Fender benders follow a pretty typical escalation toward resolution. You get out of a vehicle, assess damage, exchange insurance information with the other party, and drive away. Aside from being witnesses, passengers typically aren’t introduced in matters of liability.
But in the case of a self-driving car, everyone inside is a passenger (assuming there’s anyone in there at all). What’s an insurance claim going to look like? Why didn’t Isaac Asimov cover this?
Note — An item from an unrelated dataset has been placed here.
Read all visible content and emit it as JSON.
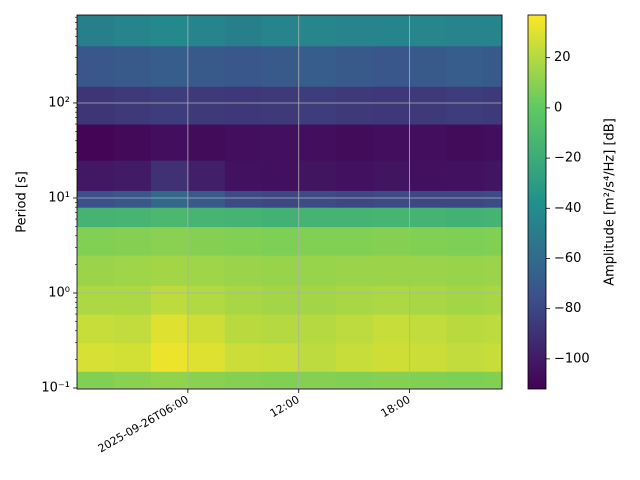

According to a Vocativ interview with Bryant Walker Smith, an assistant professor of law at the University of South Carolina, self-driving vehicles will carry much of the same burdens as those currently on the road. If an accident is caused due to a mechanical malfunction, then the manufacturer can be held responsible. In the case of autonomous cars, a navigation system failing to avoid a collision would be considered vehicle, and not owner, error.
That should result in cheaper premiums, right? Maybe, but you might wind up paying regardless. The expense of liability insurance that's removed from private policies and dumped into the auto industry's lap will probably get passed right back to the consumer: It’s been speculated that automakers, faced with the potential for carrying the blame in accidents, will factor in those costs when pricing models. Private insurance would then become more about physical damage or theft. (And should be cheaper regardless, since more smart cars should mean fewer accidents.)
The blame game will have to be hashed out before too long: More than 10 million self-driving cars are expected to be on the road by 2020.